Large companies are also interested in ASICs because of the significant reduction in total cost of ownership (TCO). According to industry analyses, these chips can reduce AI infrastructure costs by as much as 30-50 percent, especially for large-scale applications. This applies not only to hardware procurement, but also to operating costs such as cooling and power supply. In addition, custom-designed chips allow companies to reduce their dependence on external suppliers, which can result in a more stable supply and a better-controlled cost structure in the long term.
There are also economic considerations behind this: to offset the so-called “Nvidia tax” – i.e., the often high price associated with NVIDIA chips – in-house development is becoming an increasingly attractive alternative. Google and Amazon are already planning to ship a total of more than three million ASIC chips by 2025, which is estimated to be half of NVIDIA's annual AI GPU supply. By 2026, with Meta's entry, the shipment volume of ASIC chips could even exceed that of GPUs.
However, despite the rapid advancement of the technology, it is important to note that ASICs do not replace GPUs in all respects. The biggest limitation at present is the software ecosystem. NVIDIA's CUDA platform is now the basis for the work of more than 30 million developers. This system is so deeply embedded in AI development that a complete switch to ASICs would require not only hardware investment but also a complete software redesign. The immaturity of alternative platforms—such as Google TPUs—often poses a significant barrier to widespread adoption, especially for smaller developer communities or research institutions.

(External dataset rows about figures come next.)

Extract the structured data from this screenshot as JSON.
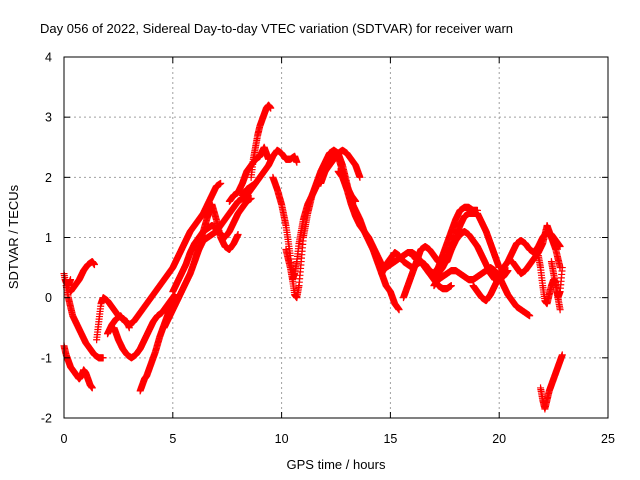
{
  "chart_data": {
    "type": "scatter",
    "title": "Day 056 of 2022, Sidereal Day-to-day VTEC variation (SDTVAR) for receiver warn",
    "xlabel": "GPS time / hours",
    "ylabel": "SDTVAR / TECUs",
    "xlim": [
      0,
      25
    ],
    "ylim": [
      -2,
      4
    ],
    "xticks": [
      0,
      5,
      10,
      15,
      20,
      25
    ],
    "yticks": [
      -2,
      -1,
      0,
      1,
      2,
      3,
      4
    ],
    "grid": true,
    "marker": "plus",
    "series": [
      {
        "name": "SDTVAR",
        "color": "#ff0000",
        "traces": [
          {
            "x": [
              0.0,
              0.05,
              0.1,
              0.2,
              0.3
            ],
            "y": [
              0.4,
              0.3,
              0.25,
              0.2,
              0.3
            ]
          },
          {
            "x": [
              0.3,
              0.5,
              0.7,
              0.9,
              1.1,
              1.3,
              1.4
            ],
            "y": [
              0.1,
              0.2,
              0.3,
              0.45,
              0.55,
              0.6,
              0.55
            ]
          },
          {
            "x": [
              0.0,
              0.1,
              0.2,
              0.3,
              0.4,
              0.5,
              0.6,
              0.7,
              0.8,
              0.9,
              1.0,
              1.1,
              1.2,
              1.3
            ],
            "y": [
              -0.8,
              -0.95,
              -1.05,
              -1.15,
              -1.2,
              -1.25,
              -1.3,
              -1.35,
              -1.3,
              -1.2,
              -1.25,
              -1.35,
              -1.45,
              -1.5
            ]
          },
          {
            "x": [
              0.1,
              0.2,
              0.3,
              0.4,
              0.6,
              0.8,
              1.0,
              1.2,
              1.4,
              1.6,
              1.8
            ],
            "y": [
              0.2,
              0.0,
              -0.15,
              -0.3,
              -0.45,
              -0.6,
              -0.75,
              -0.85,
              -0.95,
              -1.0,
              -1.0
            ]
          },
          {
            "x": [
              1.5,
              1.6,
              1.7,
              1.8,
              2.0,
              2.2,
              2.4,
              2.5,
              2.7,
              2.9,
              3.0
            ],
            "y": [
              -0.7,
              -0.4,
              -0.1,
              0.0,
              -0.05,
              -0.15,
              -0.25,
              -0.3,
              -0.35,
              -0.4,
              -0.5
            ]
          },
          {
            "x": [
              2.3,
              2.5,
              2.7,
              2.9,
              3.1,
              3.3,
              3.5,
              3.7,
              3.9,
              4.1,
              4.3,
              4.5,
              4.7,
              4.9,
              5.1
            ],
            "y": [
              -0.5,
              -0.7,
              -0.85,
              -0.95,
              -1.0,
              -0.95,
              -0.85,
              -0.7,
              -0.55,
              -0.4,
              -0.3,
              -0.25,
              -0.15,
              -0.05,
              0.05
            ]
          },
          {
            "x": [
              3.5,
              3.6,
              3.7,
              3.8,
              3.9,
              4.0,
              4.2,
              4.4,
              4.6,
              4.8,
              5.0
            ],
            "y": [
              -1.55,
              -1.45,
              -1.35,
              -1.3,
              -1.2,
              -1.1,
              -0.9,
              -0.65,
              -0.45,
              -0.25,
              -0.1
            ]
          },
          {
            "x": [
              2.0,
              2.2,
              2.4,
              2.6,
              2.8,
              3.0,
              3.2,
              3.4,
              3.6,
              3.8,
              4.0,
              4.2,
              4.4,
              4.6,
              4.8,
              5.0,
              5.2,
              5.4,
              5.6,
              5.8,
              6.0,
              6.2,
              6.4,
              6.6,
              6.8,
              7.0,
              7.2
            ],
            "y": [
              -0.6,
              -0.45,
              -0.35,
              -0.3,
              -0.4,
              -0.45,
              -0.4,
              -0.3,
              -0.2,
              -0.1,
              0.0,
              0.1,
              0.2,
              0.3,
              0.4,
              0.5,
              0.65,
              0.8,
              0.95,
              1.1,
              1.2,
              1.3,
              1.4,
              1.55,
              1.7,
              1.85,
              1.9
            ]
          },
          {
            "x": [
              4.6,
              4.8,
              5.0,
              5.2,
              5.4,
              5.6,
              5.8,
              6.0,
              6.2,
              6.4,
              6.6,
              6.8,
              7.0,
              7.2,
              7.4,
              7.6,
              7.8,
              8.0,
              8.2,
              8.4,
              8.6,
              8.8
            ],
            "y": [
              -0.5,
              -0.35,
              -0.2,
              -0.05,
              0.1,
              0.25,
              0.4,
              0.6,
              0.8,
              0.95,
              1.0,
              1.05,
              1.1,
              1.2,
              1.3,
              1.4,
              1.5,
              1.6,
              1.65,
              1.7,
              1.8,
              1.9
            ]
          },
          {
            "x": [
              5.0,
              5.2,
              5.4,
              5.6,
              5.8,
              6.0,
              6.2,
              6.4,
              6.6,
              6.8,
              7.0,
              7.2,
              7.4,
              7.6,
              7.8,
              8.0,
              8.2,
              8.4,
              8.6
            ],
            "y": [
              0.1,
              0.25,
              0.4,
              0.55,
              0.75,
              0.9,
              1.0,
              1.1,
              1.15,
              1.2,
              1.15,
              1.05,
              1.0,
              1.1,
              1.25,
              1.4,
              1.5,
              1.6,
              1.65
            ]
          },
          {
            "x": [
              6.0,
              6.2,
              6.4,
              6.6,
              6.8,
              7.0,
              7.2,
              7.4,
              7.6,
              7.8,
              8.0
            ],
            "y": [
              0.6,
              0.85,
              1.1,
              1.35,
              1.55,
              1.3,
              1.0,
              0.85,
              0.8,
              0.9,
              1.05
            ]
          },
          {
            "x": [
              7.6,
              7.8,
              8.0,
              8.2,
              8.4,
              8.6,
              8.8,
              9.0,
              9.2,
              9.3,
              9.4
            ],
            "y": [
              1.6,
              1.7,
              1.75,
              1.9,
              2.1,
              2.2,
              2.3,
              2.35,
              2.5,
              2.4,
              2.3
            ]
          },
          {
            "x": [
              8.6,
              8.7,
              8.8,
              8.9,
              9.0,
              9.1,
              9.2,
              9.3,
              9.4,
              9.5
            ],
            "y": [
              2.0,
              2.3,
              2.5,
              2.7,
              2.85,
              2.95,
              3.05,
              3.15,
              3.2,
              3.15
            ]
          },
          {
            "x": [
              8.2,
              8.4,
              8.6,
              8.8,
              9.0,
              9.2,
              9.4,
              9.6,
              9.8,
              10.0,
              10.2,
              10.4,
              10.6,
              10.7
            ],
            "y": [
              1.7,
              1.8,
              1.85,
              1.9,
              2.0,
              2.1,
              2.2,
              2.35,
              2.45,
              2.4,
              2.3,
              2.3,
              2.35,
              2.25
            ]
          },
          {
            "x": [
              9.6,
              9.8,
              10.0,
              10.2,
              10.4,
              10.5,
              10.6,
              10.7,
              10.8,
              10.9,
              11.0,
              11.2,
              11.4,
              11.6,
              11.8,
              12.0,
              12.2,
              12.4,
              12.6,
              12.8,
              13.0,
              13.2,
              13.4
            ],
            "y": [
              2.0,
              1.8,
              1.55,
              1.2,
              0.7,
              0.3,
              0.05,
              0.0,
              0.2,
              0.6,
              1.0,
              1.4,
              1.7,
              1.9,
              2.1,
              2.25,
              2.4,
              2.45,
              2.35,
              2.1,
              1.85,
              1.7,
              1.6
            ]
          },
          {
            "x": [
              10.2,
              10.4,
              10.5,
              10.6,
              10.7,
              10.8,
              11.0,
              11.2,
              11.4,
              11.6,
              11.8,
              12.0,
              12.2,
              12.4,
              12.6,
              12.8,
              13.0,
              13.2,
              13.4,
              13.6
            ],
            "y": [
              0.8,
              0.5,
              0.3,
              0.4,
              0.6,
              0.9,
              1.3,
              1.55,
              1.7,
              1.85,
              2.0,
              2.1,
              2.2,
              2.3,
              2.4,
              2.45,
              2.4,
              2.3,
              2.2,
              2.0
            ]
          },
          {
            "x": [
              11.8,
              12.0,
              12.2,
              12.4,
              12.6,
              12.8,
              13.0,
              13.2,
              13.4,
              13.6,
              13.8,
              14.0,
              14.2,
              14.4,
              14.6,
              14.8,
              15.0,
              15.2,
              15.4
            ],
            "y": [
              1.9,
              2.1,
              2.3,
              2.45,
              2.4,
              2.2,
              1.9,
              1.6,
              1.45,
              1.3,
              1.1,
              0.95,
              0.8,
              0.6,
              0.4,
              0.2,
              0.1,
              -0.1,
              -0.2
            ]
          },
          {
            "x": [
              12.6,
              12.8,
              13.0,
              13.2,
              13.4,
              13.6,
              13.8,
              14.0,
              14.2,
              14.4,
              14.6,
              14.8,
              15.0,
              15.2,
              15.4,
              15.6,
              15.8,
              16.0,
              16.2,
              16.4,
              16.6,
              16.8,
              17.0,
              17.2,
              17.4,
              17.6,
              17.8
            ],
            "y": [
              2.1,
              2.0,
              1.8,
              1.55,
              1.35,
              1.2,
              1.1,
              1.0,
              0.85,
              0.7,
              0.55,
              0.5,
              0.55,
              0.6,
              0.65,
              0.7,
              0.75,
              0.75,
              0.7,
              0.6,
              0.5,
              0.4,
              0.3,
              0.2,
              0.15,
              0.15,
              0.2
            ]
          },
          {
            "x": [
              14.6,
              14.8,
              15.0,
              15.2,
              15.4,
              15.6,
              15.8,
              16.0,
              16.2,
              16.4,
              16.6,
              16.8,
              17.0,
              17.2,
              17.4,
              17.6,
              17.8,
              18.0,
              18.2,
              18.4,
              18.6,
              18.8,
              19.0
            ],
            "y": [
              0.4,
              0.55,
              0.65,
              0.75,
              0.7,
              0.6,
              0.55,
              0.5,
              0.55,
              0.6,
              0.55,
              0.45,
              0.4,
              0.5,
              0.7,
              0.9,
              1.1,
              1.3,
              1.45,
              1.5,
              1.5,
              1.45,
              1.45
            ]
          },
          {
            "x": [
              15.6,
              15.8,
              16.0,
              16.2,
              16.4,
              16.6,
              16.8,
              17.0,
              17.2,
              17.4,
              17.6,
              17.8,
              18.0,
              18.2,
              18.4,
              18.6,
              18.8,
              19.0,
              19.2,
              19.4,
              19.6,
              19.8,
              20.0
            ],
            "y": [
              0.0,
              0.2,
              0.4,
              0.6,
              0.8,
              0.85,
              0.8,
              0.7,
              0.6,
              0.55,
              0.6,
              0.8,
              1.0,
              1.2,
              1.35,
              1.4,
              1.4,
              1.4,
              1.25,
              1.1,
              0.9,
              0.7,
              0.5
            ]
          },
          {
            "x": [
              16.0,
              16.2,
              16.4,
              16.6,
              16.8,
              17.0,
              17.2,
              17.4,
              17.6,
              17.8,
              18.0,
              18.2,
              18.4,
              18.6,
              18.8,
              19.0,
              19.2,
              19.4,
              19.6,
              19.8,
              20.0,
              20.2,
              20.4
            ],
            "y": [
              0.7,
              0.65,
              0.6,
              0.5,
              0.4,
              0.35,
              0.4,
              0.5,
              0.65,
              0.8,
              0.95,
              1.05,
              1.1,
              1.05,
              0.95,
              0.85,
              0.7,
              0.55,
              0.4,
              0.3,
              0.3,
              0.35,
              0.45
            ]
          },
          {
            "x": [
              17.0,
              17.2,
              17.4,
              17.6,
              17.8,
              18.0,
              18.2,
              18.4,
              18.6,
              18.8,
              19.0,
              19.2,
              19.4,
              19.6,
              19.8,
              20.0,
              20.2,
              20.4,
              20.6,
              20.8,
              21.0,
              21.2,
              21.4
            ],
            "y": [
              0.2,
              0.3,
              0.35,
              0.4,
              0.45,
              0.45,
              0.4,
              0.35,
              0.3,
              0.3,
              0.35,
              0.4,
              0.45,
              0.5,
              0.45,
              0.35,
              0.2,
              0.05,
              -0.05,
              -0.15,
              -0.2,
              -0.25,
              -0.3
            ]
          },
          {
            "x": [
              18.8,
              19.0,
              19.2,
              19.4,
              19.6,
              19.8,
              20.0,
              20.2,
              20.4,
              20.6,
              20.8,
              21.0,
              21.2,
              21.4,
              21.6,
              21.8,
              22.0,
              22.2,
              22.4,
              22.6,
              22.8
            ],
            "y": [
              0.2,
              0.1,
              0.0,
              -0.05,
              0.05,
              0.2,
              0.35,
              0.5,
              0.6,
              0.75,
              0.9,
              0.95,
              0.9,
              0.8,
              0.75,
              0.85,
              1.0,
              1.1,
              1.05,
              0.95,
              0.85
            ]
          },
          {
            "x": [
              20.6,
              20.8,
              21.0,
              21.2,
              21.4,
              21.6,
              21.8,
              22.0,
              22.2,
              22.4,
              22.6,
              22.8
            ],
            "y": [
              0.6,
              0.5,
              0.4,
              0.45,
              0.55,
              0.65,
              0.75,
              0.9,
              1.2,
              1.0,
              0.8,
              0.5
            ]
          },
          {
            "x": [
              21.8,
              21.9,
              22.0,
              22.1,
              22.2,
              22.3,
              22.4,
              22.5,
              22.6,
              22.7,
              22.8
            ],
            "y": [
              0.7,
              0.5,
              0.2,
              -0.05,
              -0.1,
              0.05,
              0.2,
              0.3,
              0.25,
              0.0,
              -0.2
            ]
          },
          {
            "x": [
              22.4,
              22.5,
              22.6,
              22.7,
              22.8,
              22.9
            ],
            "y": [
              0.6,
              0.4,
              0.2,
              0.0,
              0.1,
              0.5
            ]
          },
          {
            "x": [
              21.9,
              22.0,
              22.1,
              22.2,
              22.3,
              22.4,
              22.5,
              22.6,
              22.7,
              22.8,
              22.9
            ],
            "y": [
              -1.5,
              -1.7,
              -1.85,
              -1.7,
              -1.55,
              -1.45,
              -1.35,
              -1.25,
              -1.15,
              -1.05,
              -0.95
            ]
          }
        ]
      }
    ]
  }
}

Another challenge is chip manufacturing. Advanced manufacturing technologies such as TSMC's CoWoS packaging process are a bottleneck, with some estimates suggesting that they allow for the production of no more than 300,000 to 400,000 ASICs per year. Meta's next-generation chips (MTIA T-V1 and T-V2), for example, are already in the design phase, but without manufacturing capacity, their market launch is uncertain.
NVIDIA's response was not long in coming. The company's new NVLink protocol allows processors and ASICs from other manufacturers to be directly connected to NVIDIA GPUs, offering a kind of “open collaboration” for those who do not wish to abandon the GPU-based ecosystem entirely. Meanwhile, the company continues to spend more than $16 billion annually on research and development, far exceeding the amount spent on ASIC development.
Industry analysis clearly indicates that the rise of ASIC chips does not spell the end of GPUs, but rather the specialization of the AI hardware ecosystem. ASICs are extremely efficient at well-defined, stable tasks, such as AI model inference, while GPUs remain indispensable for developing, testing, and scalable training of new algorithms.
The future is therefore much more about coexistence than replacement. The development of artificial intelligence is not the result of a single technology, but rather an ecosystem of complementary solutions. In this equation, ASIC chips symbolize efficiency and goal-oriented operation, while NVIDIA GPUs represent flexibility, software support, and freedom of development. The challenge for industry players is to combine the advantages of these two worlds in a way that lays the foundation for the next phase of artificial intelligence development.